At 5:50 p.m. last Friday, I made my way over to the Allen Memorial Art Museum in hopes of getting my hands on a priceless piece of art. The Art Rental program was set to begin at 8 a.m. the following day, and although I had heard murmurs of crazed art enthusiasts already arriving hours before, I figured I was relatively early. This naiveté, I soon discovered, is what separated the Art Rental veterans from imitators such as myself. I snagged an unimpressive 108th spot on the digital waiting list.
The program is an old, beloved and famous tradition at Oberlin, in which College and Conservatory students are allowed to take home works by artists like Renoir, Monet and Picasso for a $5 rental fee.
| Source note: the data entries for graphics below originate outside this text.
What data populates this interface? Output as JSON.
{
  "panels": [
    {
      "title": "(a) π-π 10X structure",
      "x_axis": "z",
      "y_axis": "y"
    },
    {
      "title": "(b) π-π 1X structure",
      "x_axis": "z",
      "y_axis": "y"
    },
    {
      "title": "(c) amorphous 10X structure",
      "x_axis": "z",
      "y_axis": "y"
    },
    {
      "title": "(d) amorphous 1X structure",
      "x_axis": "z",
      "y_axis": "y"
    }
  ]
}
The prominence of the collection prompts art buffs and curious first-years alike to set up camp in the museum’s courtyard sometimes a full 24 hours before the doors open.
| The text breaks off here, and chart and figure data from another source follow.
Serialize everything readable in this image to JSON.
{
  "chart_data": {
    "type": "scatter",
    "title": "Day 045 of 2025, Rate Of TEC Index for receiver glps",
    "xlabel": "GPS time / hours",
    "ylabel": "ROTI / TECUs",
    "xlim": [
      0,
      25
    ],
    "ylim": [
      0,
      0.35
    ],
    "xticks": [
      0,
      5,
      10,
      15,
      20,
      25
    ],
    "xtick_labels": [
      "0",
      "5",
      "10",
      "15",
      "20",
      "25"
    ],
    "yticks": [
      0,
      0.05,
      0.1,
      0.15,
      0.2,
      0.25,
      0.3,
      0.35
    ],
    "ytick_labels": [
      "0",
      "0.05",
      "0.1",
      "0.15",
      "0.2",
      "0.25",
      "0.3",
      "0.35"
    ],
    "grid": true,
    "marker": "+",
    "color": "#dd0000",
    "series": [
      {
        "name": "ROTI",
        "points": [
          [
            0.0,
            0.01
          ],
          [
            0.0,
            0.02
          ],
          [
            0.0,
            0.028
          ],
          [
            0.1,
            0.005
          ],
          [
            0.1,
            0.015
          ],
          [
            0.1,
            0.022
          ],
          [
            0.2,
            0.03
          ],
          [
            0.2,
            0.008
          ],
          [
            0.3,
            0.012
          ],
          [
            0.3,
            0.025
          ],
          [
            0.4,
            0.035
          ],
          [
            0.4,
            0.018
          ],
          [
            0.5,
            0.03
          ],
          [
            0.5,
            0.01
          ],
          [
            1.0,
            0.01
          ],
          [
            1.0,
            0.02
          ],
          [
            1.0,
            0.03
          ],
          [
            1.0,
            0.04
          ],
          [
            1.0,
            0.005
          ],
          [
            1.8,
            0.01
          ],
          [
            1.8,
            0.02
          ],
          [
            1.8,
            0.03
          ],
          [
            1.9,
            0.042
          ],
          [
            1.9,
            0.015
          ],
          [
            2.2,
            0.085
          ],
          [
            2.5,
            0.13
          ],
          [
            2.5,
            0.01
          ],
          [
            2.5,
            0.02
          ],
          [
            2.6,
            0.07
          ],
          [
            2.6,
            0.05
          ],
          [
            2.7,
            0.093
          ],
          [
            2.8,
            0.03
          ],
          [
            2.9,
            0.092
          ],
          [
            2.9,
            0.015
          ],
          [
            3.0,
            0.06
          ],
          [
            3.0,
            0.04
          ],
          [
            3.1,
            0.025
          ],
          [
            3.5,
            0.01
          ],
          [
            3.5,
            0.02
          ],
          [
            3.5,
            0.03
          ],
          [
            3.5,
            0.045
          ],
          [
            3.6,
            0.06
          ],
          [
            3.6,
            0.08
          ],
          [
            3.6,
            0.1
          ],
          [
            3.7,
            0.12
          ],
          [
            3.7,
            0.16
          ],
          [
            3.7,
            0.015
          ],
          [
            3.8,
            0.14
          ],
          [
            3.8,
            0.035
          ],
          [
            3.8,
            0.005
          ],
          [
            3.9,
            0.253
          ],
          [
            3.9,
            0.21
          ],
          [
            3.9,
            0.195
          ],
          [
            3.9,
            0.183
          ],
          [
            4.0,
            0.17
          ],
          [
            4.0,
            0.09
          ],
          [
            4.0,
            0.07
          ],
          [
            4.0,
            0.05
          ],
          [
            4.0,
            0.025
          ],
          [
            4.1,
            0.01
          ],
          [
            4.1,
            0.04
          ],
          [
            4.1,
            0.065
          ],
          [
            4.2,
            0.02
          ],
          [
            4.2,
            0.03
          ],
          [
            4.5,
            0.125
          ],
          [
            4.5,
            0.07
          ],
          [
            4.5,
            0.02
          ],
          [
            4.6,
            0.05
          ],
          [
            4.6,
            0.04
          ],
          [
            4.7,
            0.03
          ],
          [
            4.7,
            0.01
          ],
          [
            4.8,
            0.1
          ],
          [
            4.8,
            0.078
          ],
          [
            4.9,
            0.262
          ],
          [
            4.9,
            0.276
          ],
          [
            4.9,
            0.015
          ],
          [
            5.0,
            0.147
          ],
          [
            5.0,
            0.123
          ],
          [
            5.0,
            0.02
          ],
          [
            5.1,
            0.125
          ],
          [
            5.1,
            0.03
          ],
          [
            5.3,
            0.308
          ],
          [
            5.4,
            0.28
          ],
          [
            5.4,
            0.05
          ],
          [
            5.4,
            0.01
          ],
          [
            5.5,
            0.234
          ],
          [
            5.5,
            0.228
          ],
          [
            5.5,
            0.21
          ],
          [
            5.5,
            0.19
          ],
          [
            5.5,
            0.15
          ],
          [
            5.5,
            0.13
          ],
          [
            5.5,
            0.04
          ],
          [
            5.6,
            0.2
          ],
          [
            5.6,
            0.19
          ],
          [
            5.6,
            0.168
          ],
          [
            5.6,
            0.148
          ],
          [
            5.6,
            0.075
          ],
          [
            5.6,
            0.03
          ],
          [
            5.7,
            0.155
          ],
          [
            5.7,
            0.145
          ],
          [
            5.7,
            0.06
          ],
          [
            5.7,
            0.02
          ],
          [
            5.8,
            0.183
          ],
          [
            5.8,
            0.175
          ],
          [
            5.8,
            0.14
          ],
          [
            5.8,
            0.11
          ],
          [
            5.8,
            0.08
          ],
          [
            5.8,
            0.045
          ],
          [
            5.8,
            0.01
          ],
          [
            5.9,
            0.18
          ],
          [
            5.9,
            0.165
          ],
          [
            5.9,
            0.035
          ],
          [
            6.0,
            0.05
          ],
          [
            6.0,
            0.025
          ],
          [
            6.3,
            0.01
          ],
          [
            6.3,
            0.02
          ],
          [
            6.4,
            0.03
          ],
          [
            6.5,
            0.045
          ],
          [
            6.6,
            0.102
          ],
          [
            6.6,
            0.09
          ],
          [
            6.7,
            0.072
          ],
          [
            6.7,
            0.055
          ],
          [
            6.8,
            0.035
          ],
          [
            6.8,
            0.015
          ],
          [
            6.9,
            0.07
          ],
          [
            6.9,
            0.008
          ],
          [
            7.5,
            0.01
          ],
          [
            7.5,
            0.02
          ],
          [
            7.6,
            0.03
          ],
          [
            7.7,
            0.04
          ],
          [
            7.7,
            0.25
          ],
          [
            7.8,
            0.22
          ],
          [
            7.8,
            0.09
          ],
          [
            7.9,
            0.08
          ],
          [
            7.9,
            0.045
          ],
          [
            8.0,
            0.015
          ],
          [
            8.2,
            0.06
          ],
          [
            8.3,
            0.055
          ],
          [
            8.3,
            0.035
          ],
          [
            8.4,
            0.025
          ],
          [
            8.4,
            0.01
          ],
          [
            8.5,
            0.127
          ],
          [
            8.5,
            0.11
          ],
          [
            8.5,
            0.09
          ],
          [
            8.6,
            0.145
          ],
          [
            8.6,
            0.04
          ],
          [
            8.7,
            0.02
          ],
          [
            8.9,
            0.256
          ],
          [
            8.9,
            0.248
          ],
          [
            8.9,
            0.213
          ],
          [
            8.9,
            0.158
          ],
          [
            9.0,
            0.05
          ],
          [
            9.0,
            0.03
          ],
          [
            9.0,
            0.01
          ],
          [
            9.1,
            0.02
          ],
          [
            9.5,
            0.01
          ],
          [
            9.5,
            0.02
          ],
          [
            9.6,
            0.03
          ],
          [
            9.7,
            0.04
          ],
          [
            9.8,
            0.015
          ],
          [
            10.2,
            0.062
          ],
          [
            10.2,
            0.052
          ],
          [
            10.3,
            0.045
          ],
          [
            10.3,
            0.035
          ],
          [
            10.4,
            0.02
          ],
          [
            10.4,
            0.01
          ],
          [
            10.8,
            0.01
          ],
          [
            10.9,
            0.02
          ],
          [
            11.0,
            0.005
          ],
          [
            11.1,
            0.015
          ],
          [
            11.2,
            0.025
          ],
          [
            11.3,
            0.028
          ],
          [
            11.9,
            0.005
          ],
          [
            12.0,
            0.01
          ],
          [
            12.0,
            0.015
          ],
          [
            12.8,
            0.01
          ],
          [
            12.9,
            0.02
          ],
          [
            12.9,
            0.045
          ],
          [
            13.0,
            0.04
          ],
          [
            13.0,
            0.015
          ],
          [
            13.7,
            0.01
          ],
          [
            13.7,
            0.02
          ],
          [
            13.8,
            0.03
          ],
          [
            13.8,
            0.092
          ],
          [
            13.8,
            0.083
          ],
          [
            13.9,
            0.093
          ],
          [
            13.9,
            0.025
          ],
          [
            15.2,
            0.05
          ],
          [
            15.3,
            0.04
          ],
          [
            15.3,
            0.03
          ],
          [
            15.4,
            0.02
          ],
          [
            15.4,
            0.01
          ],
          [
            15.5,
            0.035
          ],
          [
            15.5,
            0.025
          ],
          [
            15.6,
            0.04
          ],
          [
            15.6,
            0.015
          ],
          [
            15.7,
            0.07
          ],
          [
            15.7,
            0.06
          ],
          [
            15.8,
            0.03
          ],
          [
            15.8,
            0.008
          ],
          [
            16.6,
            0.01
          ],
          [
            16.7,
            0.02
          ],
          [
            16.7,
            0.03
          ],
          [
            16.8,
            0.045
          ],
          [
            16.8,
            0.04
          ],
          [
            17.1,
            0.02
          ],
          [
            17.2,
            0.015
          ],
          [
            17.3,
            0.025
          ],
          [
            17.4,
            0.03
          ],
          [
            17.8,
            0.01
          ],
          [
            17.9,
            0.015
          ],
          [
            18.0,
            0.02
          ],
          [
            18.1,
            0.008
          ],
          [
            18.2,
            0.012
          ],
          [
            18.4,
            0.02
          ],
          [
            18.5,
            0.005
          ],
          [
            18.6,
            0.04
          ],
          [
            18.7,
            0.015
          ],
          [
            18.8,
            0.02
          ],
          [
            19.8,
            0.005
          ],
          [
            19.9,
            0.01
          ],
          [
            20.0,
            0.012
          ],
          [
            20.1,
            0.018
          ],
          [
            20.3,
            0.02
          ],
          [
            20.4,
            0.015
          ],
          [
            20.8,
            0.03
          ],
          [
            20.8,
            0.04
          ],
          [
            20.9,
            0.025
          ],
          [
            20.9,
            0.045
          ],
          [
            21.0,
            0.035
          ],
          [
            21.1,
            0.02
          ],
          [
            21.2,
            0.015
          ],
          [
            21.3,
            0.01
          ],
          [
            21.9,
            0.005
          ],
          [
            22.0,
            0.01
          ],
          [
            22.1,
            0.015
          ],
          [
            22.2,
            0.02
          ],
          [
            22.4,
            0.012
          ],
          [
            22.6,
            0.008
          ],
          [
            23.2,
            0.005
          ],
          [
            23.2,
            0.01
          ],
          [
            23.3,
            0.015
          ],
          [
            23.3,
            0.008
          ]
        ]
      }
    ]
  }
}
Students have come to look forward to the event itself almost as much as seeing the art. In years past they have braved the cold night together in what resembles a sleepover, with campfire songs, chocolate milk and copious blankets.
More recently, however, Art Rental has gained the reputation of descending into chaos each year. Historically, students have decided the method of organization, resulting in disagreements about leadership. In 2012, the “line” deteriorated into an angry mob, with students jostling each other and arguing over their places. In 2014, a student grew dissatisfied with the “rules” and tore down the list of names of people in line to rent, sending the group into heated debate about whether or not to recreate it.
This year, trouble brewed early in the process. In a Facebook post at 1:35 p.m., College senior Madeleine Aquilina wrote, “The list has already been torn down for art rental! Wahoo!!” In a comment, one hopeful renter attributed the act to “entropy.” Another wrote “EAT THE LIST!” with gleeful sarcasm. Upperclassmen expected the chaos and, strangely, some seemed to revel in it.
This year the inclement weather was also bound to affect the event’s organization. “What will be interesting is the rain,” said Oidie Kuijpers, OC ’15. “It’s really wet already, and I can’t imagine what it will be like overnight. [It] might be a real feat of endurance to get those top pieces.” The courtyard was filled with fewer tents than in years past.
One of those tents was to be the home of College firstyears Jordan Joseph and Eli Roane. According to Joseph, the duo arrived on Friday at noon equipped with a tent and sleeping bags. He thought they were the first to arrive until 20 minutes later, when they heard that the list had already been removed. Some students had arrived as early as 7 a.m.
In a bold move, the two decided to create their own system. “We didn’t know about [the list] and didn’t have any prior knowledge about how the past Art Rentals had worked,” Joseph said. “But we thought the written list, where people just signed up, was pretty unfair to people who had been willing to miss class or miss commitments to camp out for Art Rental.”
The list, in Joseph’s eyes, had to be moved to the digital realm. “We started a new list, and we thought Google Docs would be the best way to do it,” Joseph said. “No one could tamper with it if we set the privacy settings so only we could edit it, and we could add people as they came. We shared it with everyone through their Oberlin email as they got added to the list.” The rules were as follows: Students were required to “check in” every two hours after 4 p.m. until 2 a.m., with another check-in at 7 a.m. the following day. Art renters were allowed to miss two of these check-ins, as well as have friends serve as proxies should they be unable to make it. Joseph and Roane did a simple roll call, and then students left for warmer and drier places.
A memorable check-in occurred at 10 p.m., when pouring rain forced students to huddle together along the edges of the courtyard. Students giggled at the absurdity of it all and tension remained minimal.
Most of the art renters arrived on time the next morning, many cold and groggy. “It actually worked really well,” Joseph said. “We had seniors and juniors come up to us and be like, ‘Yeah, it’s pretty demeaning that freshmen are running Art Rental, but you guys are doing a really good job, so we’re not going to complain.’”
Even experienced art renters conceded that, whether because of the new system or the weather, this year had gone better than others. “I thought the Google Doc was pretty well done and low stress. I liked that they shared people on it so that everything was transparent,” College senior Rebecca Orleans said. The Art Rental program started in 1940 under the direction of Ellen Johnson, art historian and Oberlin professor of 37 years. She began the program with only $600, a much smaller art collection and a hope that the program would educate students in a new way. “It would not only develop [students’] aesthetic sensibilities but might encourage ordered thinking and discrimination even in other areas of their lives,” Johnson wrote in her memoir, Fragments Recalled at Eighty.
Perhaps all the student body needed was a fresh perspective on why we have this program to begin with. While it’s nice to say you have a Matisse on your wall, Johnson wanted students to engage with the art, not the name.